First, decide on your objective:

  1. How much TRA do you want to have - is it a fixed amount or a percentage of a duration?
  2. Where in the schedule do you want to have it - embedded at task level or one large allowance?

If TRA = percentage of a duration AND is embedded at the task level, go to Step 2.

If TRA = fixed amount AND embedded at the task level, go to Step 3.

If TRA = flexible amount AND embedded as a large allowance, go to Step 4.

 

Step 2: TRA as a percentage of a task’s duration, applied at task level 

  1. Create a production rate:
    • TRA_Percentage: this is the percentage of TRA you would like for tasks. You can make multiple rates for different types of tasks
  2. Create UDFs: 
    • TRA_Duration: this is the duration of TRA for each task calculated as a percentage of the the task duration (e.g. 10% TRA on a 20 day task = 2 days)
    • We can make this input a formula where
    • TRA_Duration = task duration x (TRA_Percentage/100)
  3. Update the Planned Duration formula
  4. Add the TRA_Duration to the Planned Duration formula to ensure the TRA duration is embedded at task level. For example:
    • Planned Duration = (duration calculation or fixed duration) + TRA_Duration
    • This can be added to all or selected activities

To take this a step further, scenarios can be run by altering the TRA. For example, changing the TRA percentage to see the impact on the end date, as well as auto calculating the total TRA for the project. 
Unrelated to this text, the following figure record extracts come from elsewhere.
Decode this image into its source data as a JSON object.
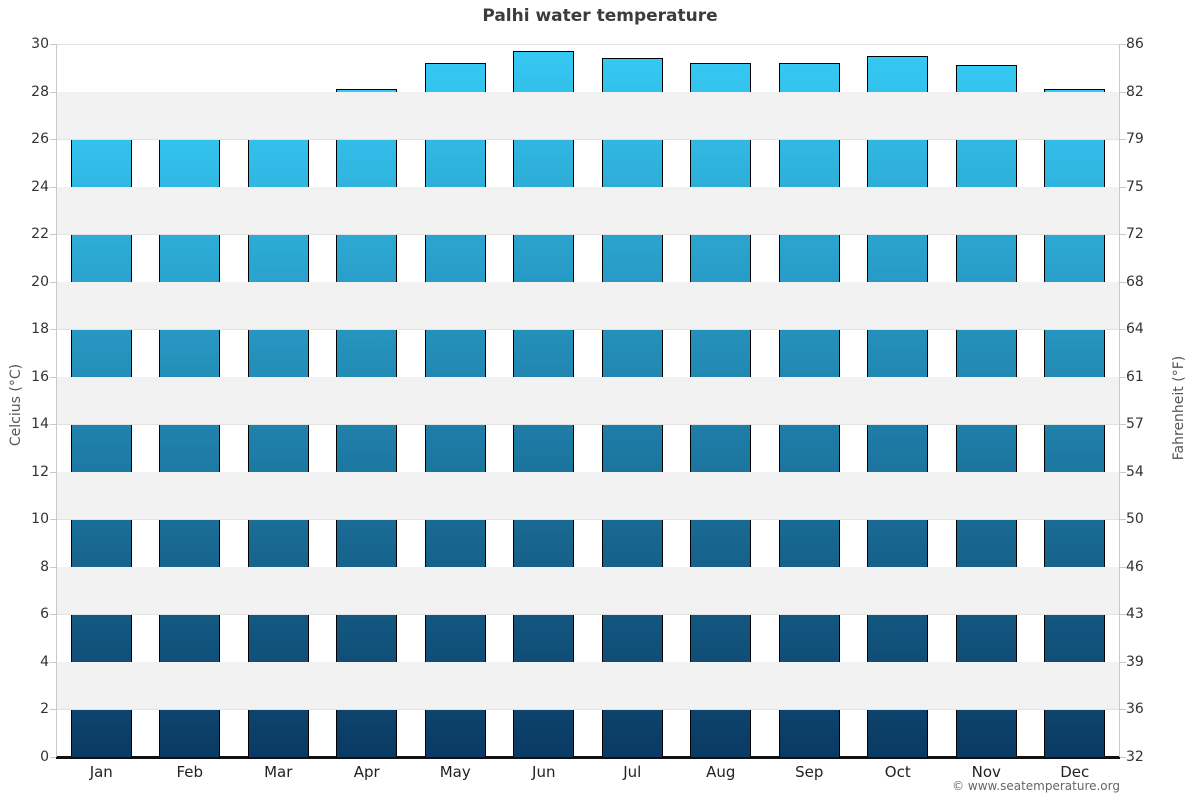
{
  "chart_data": {
    "type": "bar",
    "title": "Palhi water temperature",
    "categories": [
      "Jan",
      "Feb",
      "Mar",
      "Apr",
      "May",
      "Jun",
      "Jul",
      "Aug",
      "Sep",
      "Oct",
      "Nov",
      "Dec"
    ],
    "values": [
      27.1,
      27.0,
      27.4,
      28.1,
      29.2,
      29.7,
      29.4,
      29.2,
      29.2,
      29.5,
      29.1,
      28.1
    ],
    "unit": "°C",
    "ylabel_left": "Celcius (°C)",
    "ylabel_right": "Fahrenheit (°F)",
    "ylim": [
      0,
      30
    ],
    "ytick_step": 2,
    "celsius_tick_labels": [
      "30",
      "28",
      "26",
      "24",
      "22",
      "20",
      "18",
      "16",
      "14",
      "12",
      "10",
      "8",
      "6",
      "4",
      "2",
      "0"
    ],
    "fahrenheit_tick_labels": [
      "86",
      "82",
      "79",
      "75",
      "72",
      "68",
      "64",
      "61",
      "57",
      "54",
      "50",
      "46",
      "43",
      "39",
      "36",
      "32"
    ],
    "grid": "alternating horizontal bands every 2°C",
    "legend": "none"
  },
  "footer": {
    "copyright": "© www.seatemperature.org"
  },
  "colors": {
    "bar_gradient_top": "#35c8f3",
    "bar_gradient_bottom": "#0a3a63",
    "bar_border": "#000000",
    "band_fill": "#f2f2f2",
    "gridline": "#e2e2e2",
    "axis_line": "#c9c9c9",
    "baseline": "#111111",
    "title_color": "#3c3c3c",
    "tick_label_color": "#333333",
    "axis_title_color": "#555555",
    "copyright_color": "#666666"
  }
}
Here are all examples of the different formulas you can use to calculate your Planned Duration:

Planned Duration = Task Duration + TRA_duration
Planned Duration = Task Duration + (Task Duration x TRA_Percentage/100)
Planned Duration = Task Duration (1 + TRA_Percentage/100)
where Task Duration = Parametric Duration Calculation or Fixed Value Duration

 

Step 3: Fixed amount of TRA, in an allowance, applied at task level, before a specific milestone or before a specific activity

  1. Create an activity called TRA and set a fixed duration, link logic appropriately in the schedule.
  2. Schedule the plan and see the impact of the TRA on the succeeding activities or milestones.
  3. ‘Isolate the path’ to the TRA activity and focus on parameterizing activities preceding the TRA.
  4. A more advanced alternative would be to make the milestone succeeding the TRA activity “start on or before”. In this method, the ALICE algorithm will emphasize having the milestone start on the specified start date.

 

Step 4: Flexible amount of TRA, in an allowance, before a specific milestone

  1. Similar to Step 3, with your activity called TRA, change the task type to a “level of effort” task (LOE task). Link it between activities and the key milestone where you want to show the TRA. This LOE task will stretch between the preceding activities and the milestone and is a dynamic way to quantify TRA.

Note: If the succeeding activities or milestones are not constrained, the LOE task will collapse to zero.